4.5 Law as a Universal Experience
In adopting the Plan as a study material, the World Law Fund defined its first basic assumption: “… in all modem states legal institutions are used to control and regulate violence… law is almost a universal experience and can be appealed to as a rational method, for achieving order and even justice.”6
The use of the Mendlovitz materials in several disciplines and the variety of problem foci selected by the instructors led to the conclusion that the subject of world order, while maintaining its basic adherence to law as a source of control and justice, must give careful attention to the analysis of many interrelated problems and must extend itself far beyond the substance of disarmament and conflict resolution. These circumstances reinforced the conclusions derived from contacts with scholars and teachers in other countries.

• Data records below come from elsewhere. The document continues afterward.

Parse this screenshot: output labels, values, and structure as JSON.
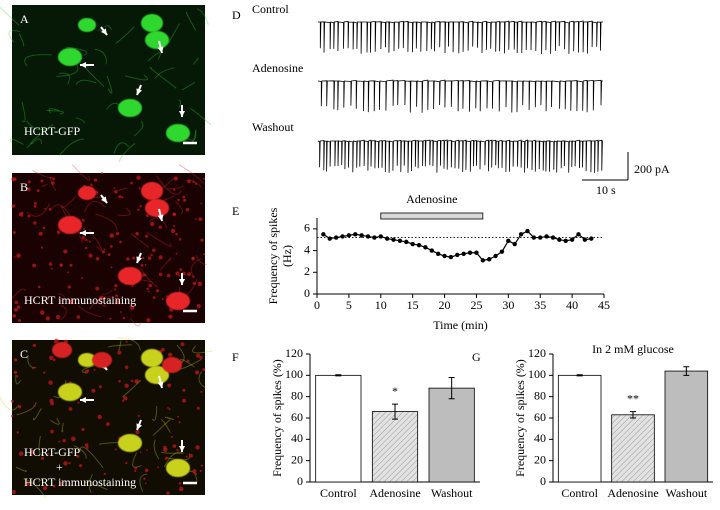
{
  "panels": {
    "A": {
      "label": "A",
      "caption": "HCRT-GFP"
    },
    "B": {
      "label": "B",
      "caption": "HCRT immunostaining"
    },
    "C": {
      "label": "C",
      "caption": [
        "HCRT-GFP",
        "+",
        "HCRT immunostaining"
      ]
    },
    "D": {
      "label": "D",
      "traces": [
        "Control",
        "Adenosine",
        "Washout"
      ],
      "scale_y": "200 pA",
      "scale_x": "10 s"
    },
    "E": {
      "label": "E"
    },
    "F": {
      "label": "F"
    },
    "G": {
      "label": "G"
    }
  },
  "chart_data": [
    {
      "type": "line",
      "x": [
        1,
        2,
        3,
        4,
        5,
        6,
        7,
        8,
        9,
        10,
        11,
        12,
        13,
        14,
        15,
        16,
        17,
        18,
        19,
        20,
        21,
        22,
        23,
        24,
        25,
        26,
        27,
        28,
        29,
        30,
        31,
        32,
        33,
        34,
        35,
        36,
        37,
        38,
        39,
        40,
        41,
        42,
        43
      ],
      "values": [
        5.5,
        5.1,
        5.2,
        5.3,
        5.4,
        5.5,
        5.4,
        5.3,
        5.2,
        5.3,
        5.1,
        5.0,
        4.9,
        4.8,
        4.6,
        4.5,
        4.3,
        4.0,
        3.7,
        3.5,
        3.4,
        3.6,
        3.7,
        3.8,
        3.8,
        3.1,
        3.2,
        3.5,
        3.9,
        4.9,
        4.6,
        5.5,
        5.8,
        5.2,
        5.2,
        5.3,
        5.2,
        5.0,
        4.9,
        5.0,
        5.5,
        5.0,
        5.1
      ],
      "color": "#000000",
      "xlabel": "Time (min)",
      "ylabel": [
        "Frequency of spikes",
        "(Hz)"
      ],
      "xlim": [
        0,
        45
      ],
      "xticks": [
        0,
        5,
        10,
        15,
        20,
        25,
        30,
        35,
        40,
        45
      ],
      "ylim": [
        0,
        7
      ],
      "yticks": [
        0,
        2,
        4,
        6
      ],
      "reference_line": 5.2,
      "annotation": {
        "label": "Adenosine",
        "start": 10,
        "end": 26
      }
    },
    {
      "type": "bar",
      "categories": [
        "Control",
        "Adenosine",
        "Washout"
      ],
      "values": [
        100,
        66,
        88
      ],
      "errors": [
        0.5,
        7,
        10
      ],
      "colors": [
        "#ffffff",
        "#e2e2e2",
        "#bdbdbd"
      ],
      "hatch": [
        false,
        true,
        false
      ],
      "ylabel": "Frequency of spikes (%)",
      "ylim": [
        0,
        120
      ],
      "yticks": [
        0,
        20,
        40,
        60,
        80,
        100,
        120
      ],
      "significance": {
        "category": "Adenosine",
        "label": "*"
      }
    },
    {
      "type": "bar",
      "title": "In 2 mM glucose",
      "categories": [
        "Control",
        "Adenosine",
        "Washout"
      ],
      "values": [
        100,
        63,
        104
      ],
      "errors": [
        0.5,
        3,
        4
      ],
      "colors": [
        "#ffffff",
        "#e2e2e2",
        "#bdbdbd"
      ],
      "hatch": [
        false,
        true,
        false
      ],
      "ylabel": "Frequency of spikes (%)",
      "ylim": [
        0,
        120
      ],
      "yticks": [
        0,
        20,
        40,
        60,
        80,
        100,
        120
      ],
      "significance": {
        "category": "Adenosine",
        "label": "**"
      }
    }
  ]
}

Not unmindful of the complexities and conflicts inherent in the first basic assumption, Harry B. Hollins, Managing Director of the World Law Fund, began his task of launching a world-wide educational effort by testing its validity. During a trip to present translations of World Peace Through World Law to leaders and scholars of many countries and to elicit their reactions to it, he learned two significant lessons which profoundly influenced the guidelines for the operation of the Fund: first, that law as a conceptual basis for order does have some degree of universal meaning; and second, that no one plan and no single perspective on the problem of war will produce a workable solution for a complex, multi-cultural world in which the hierarchy of critical problems varies from nation to nation.

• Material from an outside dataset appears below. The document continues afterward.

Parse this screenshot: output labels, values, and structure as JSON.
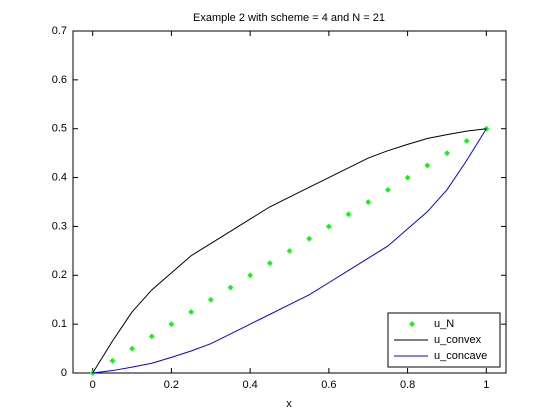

The recognition of these conditions led to the internationalization of the operation from the earliest stages. Scholars and educators from all areas of the world were enlisted to assist in the formulation and evaluation of programs and encouraged and assisted with the initiation of similar operations in their own countries. The exchange of course outlines and course syllabi among educators of several nations has enriched the resources for world order education while moving it further toward its goal.
4.6 The “Models Project”
The Fund has recently launched a project which has tremendous potential as the basis and vehicle for world-wide public discussion and offers the opportunity for academic examination of world order issues. The “Models Project,” which began as an attempt to overcome the limitations imposed by the existence of a single war prevention plan, may prove to be the single most important development since the publication of World Peace Through World Law.